The cross-section is a quantity used in particle physics to describe the likelihood of a particular reaction. The total cross-section describes the chance of any type of proton–proton collision and is related to the proton size. The result published by the ATLAS Collaboration is the most precise measurement of this parameter at 13 TeV energy. The high precision was possible, among other factors, by the precise determination of the detector position, for which the IFJ PAN group was responsible. The obtained result confirms an important property of strong interactions – the increase of the total cross-section with increasing collision energy. This increase can be thought of as the proton size increasing with energy.

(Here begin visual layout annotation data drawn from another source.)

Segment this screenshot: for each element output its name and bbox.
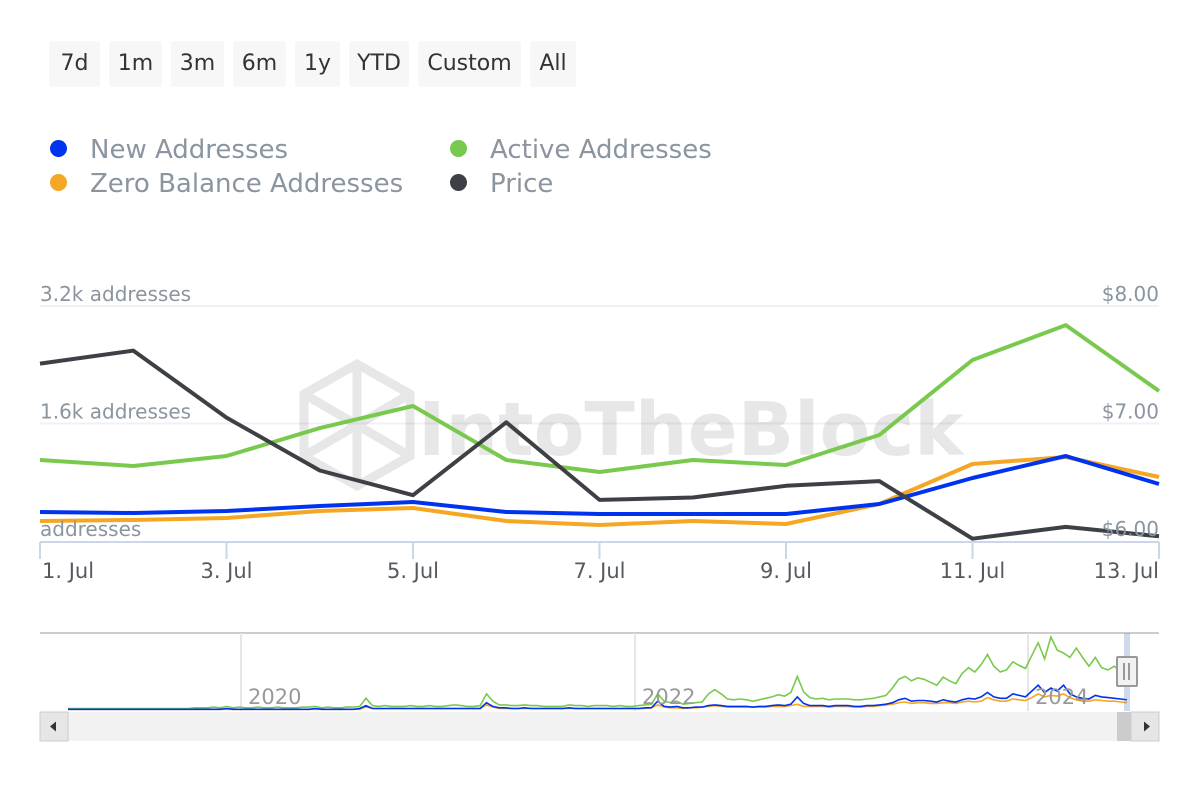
navigator-year-label: 2022 (642, 685, 695, 709)
navigator[interactable]: 2020 2022 2024 (0, 0, 1200, 800)
scrollbar-left-button[interactable] (39, 711, 69, 742)
navigator-handle[interactable] (1116, 656, 1138, 687)
scrollbar-right-button[interactable] (1130, 711, 1160, 742)
navigator-year-label: 2024 (1035, 685, 1088, 709)
navigator-layer: 2020 2022 2024 (39, 632, 1160, 742)
scrollbar-track[interactable] (40, 712, 1159, 741)
navigator-year-label: 2020 (248, 685, 301, 709)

Having an accurate knowledge of the total cross-section is of interest not only for studying strong interactions themselves but also in other areas of particle physics. Strong interactions are relevant, for example, in the search for new physics in experiments at the LHC, where they act as background, as well as in cosmic ray research, where they are responsible for the development of cosmic air showers. Precise modelling of these processes is possible thanks to precise measurements of quantities such as the total cross-section.

In proton–proton collisions, elastic scattering can occur via two mechanisms: strong nuclear interaction and Coulomb interaction, i.e. the repulsion between electric charges. The second consequence of the quantum nature of the studied process is the interference between these mechanisms. The interference depends on their scattering amplitudes. The scattering amplitude is a measure of probability used in quantum physics. Unlike ordinary probability, its values are not real numbers but complex numbers. Therefore, it is described by either its magnitude and phase or by its real and imaginary parts. Since Coulomb interactions are well understood and their scattering amplitude can be calculated, by measuring the interference, we gain insights into both the real and imaginary parts of the nuclear amplitude.

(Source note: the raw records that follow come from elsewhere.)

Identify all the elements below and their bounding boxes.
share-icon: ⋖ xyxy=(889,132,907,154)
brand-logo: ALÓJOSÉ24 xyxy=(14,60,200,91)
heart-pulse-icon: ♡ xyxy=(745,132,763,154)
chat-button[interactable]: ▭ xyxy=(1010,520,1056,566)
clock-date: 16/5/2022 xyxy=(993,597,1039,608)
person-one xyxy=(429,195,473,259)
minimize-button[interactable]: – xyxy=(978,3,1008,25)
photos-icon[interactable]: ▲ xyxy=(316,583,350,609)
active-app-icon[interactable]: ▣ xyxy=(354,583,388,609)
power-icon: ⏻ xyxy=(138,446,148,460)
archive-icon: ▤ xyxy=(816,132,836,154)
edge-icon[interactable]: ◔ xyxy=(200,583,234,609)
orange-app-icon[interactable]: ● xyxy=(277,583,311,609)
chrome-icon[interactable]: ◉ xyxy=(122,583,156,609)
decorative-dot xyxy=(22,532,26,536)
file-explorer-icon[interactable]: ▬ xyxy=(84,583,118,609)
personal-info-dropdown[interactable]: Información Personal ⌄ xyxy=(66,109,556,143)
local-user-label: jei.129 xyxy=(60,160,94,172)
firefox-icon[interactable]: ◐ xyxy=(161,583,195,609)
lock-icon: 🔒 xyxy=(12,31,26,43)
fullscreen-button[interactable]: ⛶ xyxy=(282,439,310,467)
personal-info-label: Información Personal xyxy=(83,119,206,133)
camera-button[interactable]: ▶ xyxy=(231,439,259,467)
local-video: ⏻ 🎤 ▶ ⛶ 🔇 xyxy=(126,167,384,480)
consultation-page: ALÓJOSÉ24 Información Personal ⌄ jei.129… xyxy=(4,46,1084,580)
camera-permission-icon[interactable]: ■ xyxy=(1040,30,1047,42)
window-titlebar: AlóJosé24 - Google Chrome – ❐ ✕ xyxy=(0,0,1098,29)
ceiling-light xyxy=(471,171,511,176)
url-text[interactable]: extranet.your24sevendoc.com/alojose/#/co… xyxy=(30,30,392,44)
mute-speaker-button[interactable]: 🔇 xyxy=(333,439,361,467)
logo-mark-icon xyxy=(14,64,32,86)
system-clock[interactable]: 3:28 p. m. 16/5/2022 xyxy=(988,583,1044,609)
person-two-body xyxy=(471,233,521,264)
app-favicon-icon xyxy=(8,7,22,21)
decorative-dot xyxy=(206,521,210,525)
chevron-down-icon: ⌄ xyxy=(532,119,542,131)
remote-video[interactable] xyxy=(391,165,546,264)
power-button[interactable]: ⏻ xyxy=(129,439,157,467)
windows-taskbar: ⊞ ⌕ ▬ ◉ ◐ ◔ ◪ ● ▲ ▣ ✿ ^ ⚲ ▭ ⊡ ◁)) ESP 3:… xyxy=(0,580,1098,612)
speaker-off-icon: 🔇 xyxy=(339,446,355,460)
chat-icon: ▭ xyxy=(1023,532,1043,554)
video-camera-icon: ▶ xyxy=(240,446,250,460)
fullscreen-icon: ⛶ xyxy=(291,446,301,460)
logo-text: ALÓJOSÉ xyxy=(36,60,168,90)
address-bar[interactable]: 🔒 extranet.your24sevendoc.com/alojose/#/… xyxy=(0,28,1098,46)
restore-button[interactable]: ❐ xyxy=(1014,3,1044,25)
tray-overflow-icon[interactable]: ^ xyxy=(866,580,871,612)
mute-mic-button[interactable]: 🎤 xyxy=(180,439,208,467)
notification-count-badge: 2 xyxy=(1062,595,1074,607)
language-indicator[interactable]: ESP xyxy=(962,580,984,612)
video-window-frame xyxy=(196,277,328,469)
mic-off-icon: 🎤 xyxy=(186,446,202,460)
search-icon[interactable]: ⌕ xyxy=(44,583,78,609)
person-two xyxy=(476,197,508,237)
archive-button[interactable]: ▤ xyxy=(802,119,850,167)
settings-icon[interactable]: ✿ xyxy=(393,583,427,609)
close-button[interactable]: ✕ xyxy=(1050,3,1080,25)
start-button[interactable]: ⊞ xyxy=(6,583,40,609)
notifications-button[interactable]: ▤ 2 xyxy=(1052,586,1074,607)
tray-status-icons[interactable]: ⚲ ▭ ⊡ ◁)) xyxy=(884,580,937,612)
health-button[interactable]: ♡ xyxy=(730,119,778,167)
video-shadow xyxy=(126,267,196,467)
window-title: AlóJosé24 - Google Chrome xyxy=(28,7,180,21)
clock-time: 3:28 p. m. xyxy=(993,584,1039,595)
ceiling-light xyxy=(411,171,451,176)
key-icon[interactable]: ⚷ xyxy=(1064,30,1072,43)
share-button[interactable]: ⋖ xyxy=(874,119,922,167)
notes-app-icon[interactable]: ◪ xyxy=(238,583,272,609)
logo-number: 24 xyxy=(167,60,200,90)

The experimentally measured value of the ratio of the real to the imaginary parts of the nuclear amplitude turns out to be significantly lower than predictions of pre-LHC theoretical models. These models follow from certain assumptions about the properties of the strong interactions. The observed discrepancy challenges these assumptions.

The first assumption is that at very high energies properties of proton–antiproton collisions are the same as those of proton–proton and antiproton–antiproton collisions. This is because, although protons are made up of quarks and gluons, collisions at high energies only occur predominantly between gluons. Since the gluon structure of protons and antiprotons is the same, the natural assumption is that the interactions in different systems are identical. Allowing a difference, which is possible because of the quantum nature of interactions, makes the theoretical models describe the experimental data.

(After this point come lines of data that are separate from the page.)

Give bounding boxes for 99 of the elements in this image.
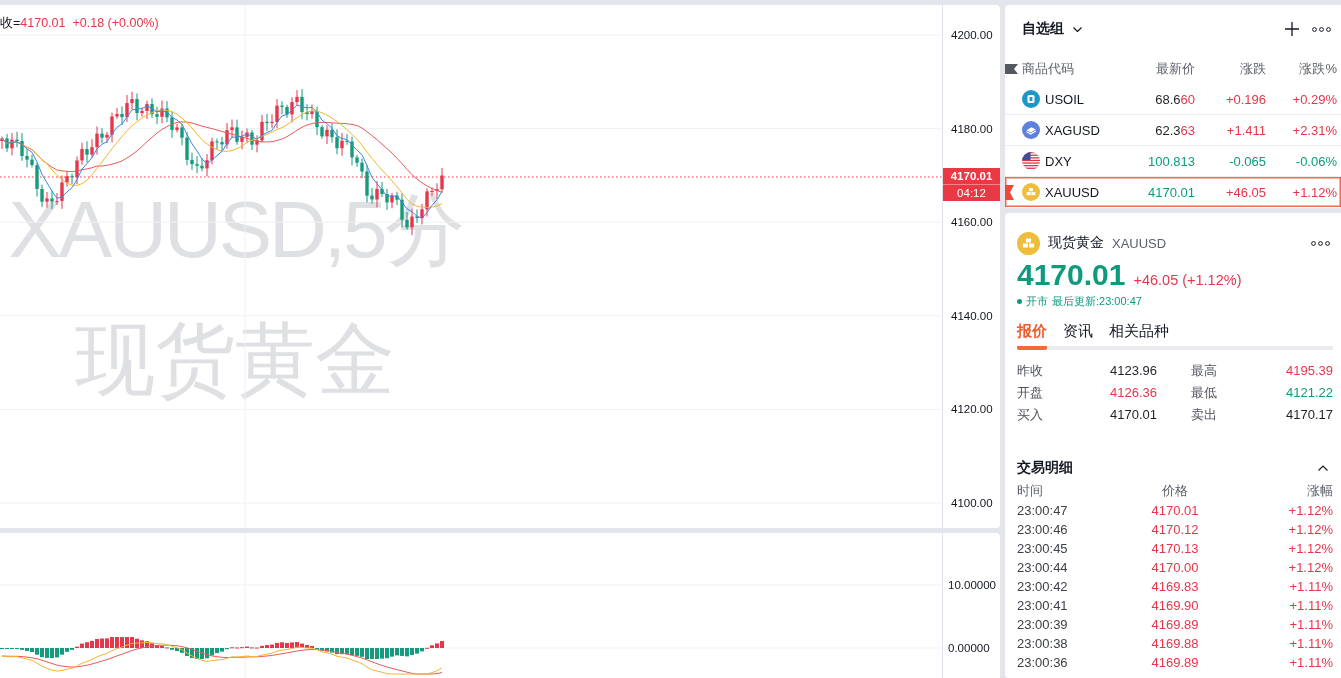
column-header: 商品代码 [1022, 59, 1075, 78]
bars-badge-icon [1017, 231, 1040, 255]
instrument-name: 现货黄金 [1048, 234, 1104, 252]
symbol-text: DXY [1045, 153, 1072, 169]
price-axis-label: 4100.00 [951, 496, 993, 511]
trade-price: 4170.00 [1150, 560, 1200, 575]
trade-change: +1.11% [1288, 655, 1333, 670]
change-text: +0.196 [1224, 91, 1266, 107]
trade-change: +1.11% [1288, 579, 1333, 594]
plates-badge-icon [1022, 121, 1040, 139]
watchlist-row[interactable]: USOIL 68.660 +0.196 +0.29% [1005, 84, 1341, 115]
more-icon[interactable] [1311, 240, 1330, 246]
change-percent-text: -0.06% [1294, 153, 1337, 169]
trade-time: 23:00:36 [1017, 655, 1069, 670]
column-header: 最新价 [1155, 59, 1195, 78]
price-axis-label: 4180.00 [951, 121, 993, 137]
last-price-text: 4170.01 [1147, 184, 1195, 200]
trade-price: 4169.83 [1150, 579, 1200, 594]
price-axis-label: 4160.00 [951, 215, 993, 231]
symbol-text: XAUUSD [1045, 184, 1100, 200]
big-price: 4170.01 [1017, 257, 1126, 293]
column-header: 涨跌 [1239, 59, 1266, 78]
trade-change: +1.12% [1287, 522, 1333, 537]
quote-value: 4195.39 [1286, 362, 1333, 380]
trade-change: +1.11% [1288, 617, 1333, 632]
change-text: -0.065 [1228, 153, 1266, 169]
last-price-text: 62.363 [1154, 122, 1195, 138]
last-price-value: 4170.01 [943, 168, 1000, 185]
symbol-text: USOIL [1045, 91, 1084, 107]
trade-price: 4169.88 [1150, 636, 1200, 651]
price-axis-label: 4200.00 [951, 28, 993, 43]
section-title: 交易明细 [1017, 459, 1073, 477]
column-header: 涨跌% [1298, 59, 1337, 78]
trade-time: 23:00:45 [1017, 541, 1069, 556]
trade-time: 23:00:46 [1017, 522, 1069, 537]
tab[interactable]: 资讯 [1063, 322, 1093, 350]
quote-value: 4126.36 [1110, 384, 1158, 402]
quote-label: 开盘 [1017, 384, 1044, 402]
quote-label: 最低 [1191, 384, 1218, 402]
trade-price: 4170.13 [1150, 541, 1200, 556]
quote-value: 4123.96 [1110, 362, 1158, 380]
instrument-symbol: XAUUSD [1112, 235, 1167, 251]
trade-time: 23:00:41 [1017, 598, 1069, 613]
square-badge-icon [1022, 90, 1040, 108]
trade-price: 4169.89 [1150, 655, 1200, 670]
pennant-icon [1005, 63, 1018, 74]
quote-label: 昨收 [1017, 362, 1044, 380]
quote-value: 4121.22 [1286, 384, 1333, 402]
quote-label: 卖出 [1191, 406, 1218, 424]
change-text: +1.411 [1225, 122, 1266, 138]
indicator-axis-label: 10.00000 [948, 578, 996, 593]
bars-badge-icon [1022, 183, 1040, 201]
bar-countdown: 04:12 [957, 186, 986, 201]
watchlist-row[interactable]: DXY 100.813 -0.065 -0.06% [1005, 146, 1341, 177]
market-status: 开市 [1026, 294, 1048, 309]
price-axis-label: 4120.00 [951, 402, 993, 418]
change-percent-text: +0.29% [1291, 91, 1337, 107]
trade-change: +1.12% [1287, 503, 1333, 518]
quote-value: 4170.01 [1110, 406, 1158, 424]
chevron-down-icon [1073, 26, 1082, 32]
trade-price: 4169.89 [1150, 617, 1200, 632]
price-change: +46.05 (+1.12%) [1133, 272, 1242, 288]
price-axis-label: 4140.00 [951, 308, 993, 324]
trade-time: 23:00:39 [1017, 617, 1069, 632]
trade-change: +1.12% [1287, 541, 1333, 556]
column-header: 价格 [1161, 482, 1189, 500]
last-price-text: 100.813 [1147, 153, 1195, 169]
group-selector[interactable]: 自选组 [1022, 20, 1082, 38]
trade-time: 23:00:42 [1017, 579, 1069, 594]
trade-change: +1.12% [1287, 560, 1333, 575]
change-text: +46.05 [1224, 184, 1266, 200]
flag-icon [1022, 152, 1040, 170]
change-percent-text: +2.31% [1291, 122, 1337, 138]
ohlc-legend: 收=4170.01 +0.18 (+0.00%) [0, 15, 159, 32]
trade-change: +1.11% [1288, 636, 1333, 651]
trade-time: 23:00:38 [1017, 636, 1069, 651]
watchlist-row[interactable]: XAGUSD 62.363 +1.411 +2.31% [1005, 115, 1341, 146]
change-percent-text: +1.12% [1291, 184, 1337, 200]
trade-time: 23:00:47 [1017, 503, 1069, 518]
quote-label: 买入 [1017, 406, 1044, 424]
trade-price: 4170.01 [1150, 503, 1200, 518]
chevron-icon[interactable] [1318, 465, 1328, 471]
quote-value: 4170.17 [1286, 406, 1333, 424]
watchlist-row[interactable]: XAUUSD 4170.01 +46.05 +1.12% [1005, 177, 1341, 208]
indicator-axis-label: 0.00000 [948, 641, 990, 656]
plus-icon[interactable] [1285, 22, 1299, 36]
trade-price: 4169.90 [1150, 598, 1200, 613]
symbol-text: XAGUSD [1045, 122, 1100, 138]
trade-time: 23:00:44 [1017, 560, 1069, 575]
tab[interactable]: 相关品种 [1109, 322, 1169, 350]
column-header: 时间 [1017, 482, 1044, 500]
last-price-text: 68.660 [1154, 91, 1195, 107]
quote-label: 最高 [1191, 362, 1218, 380]
trade-change: +1.11% [1288, 598, 1333, 613]
last-update-time: 最后更新:23:00:47 [1052, 294, 1142, 309]
more-icon[interactable] [1312, 26, 1331, 32]
pennant-icon [1005, 184, 1014, 200]
column-header: 涨幅 [1306, 482, 1333, 500]
trade-price: 4170.12 [1150, 522, 1200, 537]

The second assumption of the theoretical models concerns the growth of the total cross section with energy. It was assumed that its character for energies above those currently measured at the LHC accelerator is the same as observed so far. The observed discrepancy can be explained also by a slowing down of this growth at energies above the LHC energy.

Both considered hypotheses concern the basic properties of the strong interaction at high energies. Regardless of which one is true, the reported measurements shed light on our understanding of fundamental interactions of particles.

At present, the detectors used in the described studies are being prepared for further measurements of elastic scattering at even higher energies. The Institute of Nuclear Physics Polish Academy of Sciences is also conducting research on other processes in which both strong and electromagnetic interactions play significant roles. The technique of Roman pots plays a crucial role in these studies.